L'enjeu est donc d'élaborer un cadre partagé à l'échelon européen pour organiser la redistribution. La Commission européenne s'est exprimée favorablement en ce sens à plusieurs reprises. Reste à établir le dispositif exact.

Le second enjeu soulève la question de l'investissement à long terme, notamment dans la perspective de la transition écologique. Compte tenu de l'incertitude pesant sur le marché de l'électricité libéralisé, sera-t-il possible d'investir suffisamment dans les énergies décarbonées avec un signal prix aussi volatil ?

La nécessité d'une intervention de la puissance publique pour orienter le mix énergétique fait consensus. Le problème est que lorsqu'il y a beaucoup de volatilité sur un marché, il est difficile pour les acteurs privés de se projeter à long terme et donc de faire les investissements nécessaires. Il existe au niveau européen un cadre réglementaire pour les énergies renouvelables, garantissant un prix fixe dans le cadre d'outils comme le contrat pour différence. La compétition est organisée ex ante, lors de l'appel d'offres.

La période actuelle ne me semble pas appeler la modification des fondamentaux du marché européen de l'électricité. Il faut tirer profit du marché de gros à court terme tout en tirant les conséquences de ses faiblesses, qu'il s'agisse des effets redistributifs indésirables ou des investissements à long terme nécessaires à la transition énergétique. Pour ces derniers, il faut simplement un cadre permettant de les sécuriser, tel que le marché dual ou hybride.

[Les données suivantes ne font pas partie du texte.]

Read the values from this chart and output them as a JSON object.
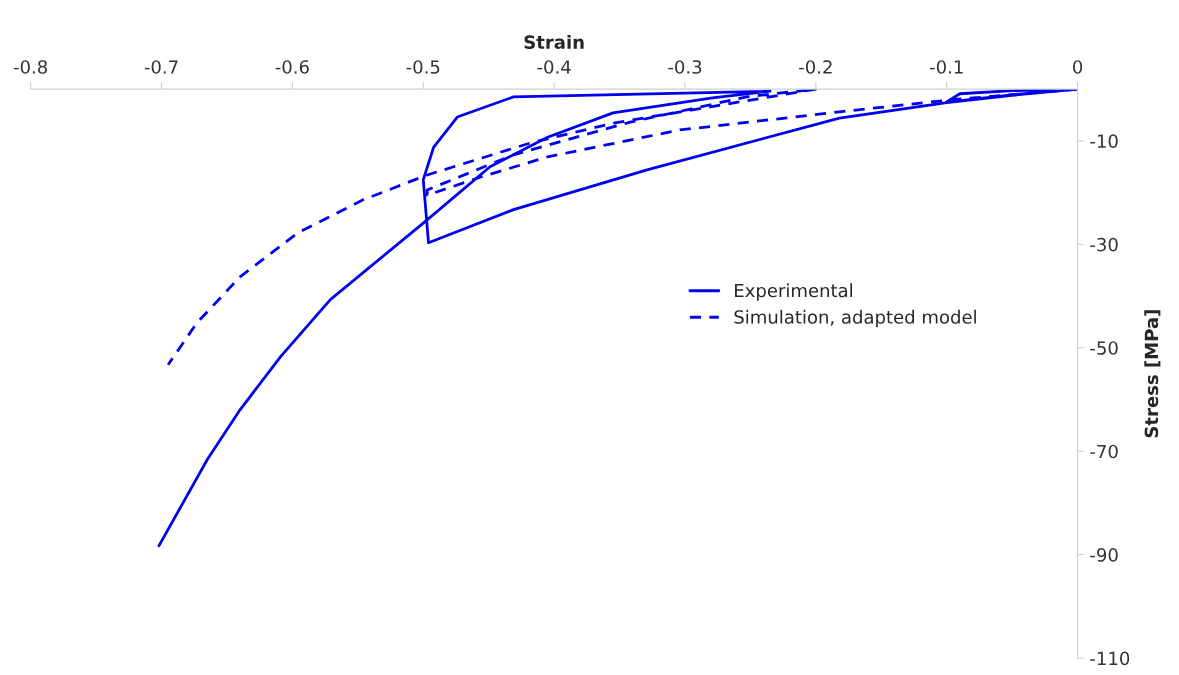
{
  "chart_data": {
    "type": "line",
    "xlabel": "Strain",
    "ylabel": "Stress [MPa]",
    "xlim": [
      -0.8,
      0
    ],
    "xticks": [
      -0.8,
      -0.7,
      -0.6,
      -0.5,
      -0.4,
      -0.3,
      -0.2,
      -0.1,
      0
    ],
    "ylim": [
      -110,
      0
    ],
    "yticks": [
      -10,
      -30,
      -50,
      -70,
      -90,
      -110
    ],
    "grid": false,
    "legend": "right",
    "series": [
      {
        "name": "Experimental",
        "color": "#0000ee",
        "line_style": "solid",
        "x": [
          0,
          -0.05,
          -0.1,
          -0.09,
          -0.05,
          0,
          -0.05,
          -0.1,
          -0.182,
          -0.329,
          -0.431,
          -0.496,
          -0.5,
          -0.492,
          -0.474,
          -0.431,
          -0.235,
          -0.279,
          -0.355,
          -0.405,
          -0.449,
          -0.5,
          -0.571,
          -0.609,
          -0.64,
          -0.665,
          -0.702
        ],
        "values": [
          0,
          -1.1,
          -2.5,
          -0.9,
          -0.3,
          0,
          -1.2,
          -2.6,
          -5.6,
          -15.6,
          -23.3,
          -29.7,
          -17.5,
          -11.2,
          -5.4,
          -1.5,
          -0.4,
          -1.7,
          -4.6,
          -9.3,
          -15,
          -25.9,
          -40.7,
          -51.7,
          -62,
          -71.6,
          -88.3
        ]
      },
      {
        "name": "Simulation, adapted model",
        "color": "#0000ee",
        "line_style": "dashed",
        "x": [
          0,
          -0.098,
          -0.182,
          -0.304,
          -0.405,
          -0.456,
          -0.497,
          -0.497,
          -0.431,
          -0.342,
          -0.253,
          -0.2,
          -0.355,
          -0.418,
          -0.497,
          -0.546,
          -0.596,
          -0.64,
          -0.673,
          -0.695
        ],
        "values": [
          0,
          -2.1,
          -4.4,
          -7.9,
          -13.1,
          -17,
          -20.5,
          -19.5,
          -12.7,
          -6.4,
          -1.5,
          0,
          -6.6,
          -10.4,
          -16.6,
          -21.4,
          -27.8,
          -36.3,
          -45.2,
          -53.3
        ]
      }
    ]
  }
}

Nous ne disposons pas, en France, d'études dressant le bilan de l'effet redistributif du marché européen pour le consommateur français. Il passe pour négatif et coûteux ; en réalité, ce système nous évite des coupures de courant, de sorte que le consommateur français est sans doute gagnant. Une étude impartiale sur ce sujet, qui nécessite un calcul certes complexe mais faisable, constituerait un élément de diagnostic très utile.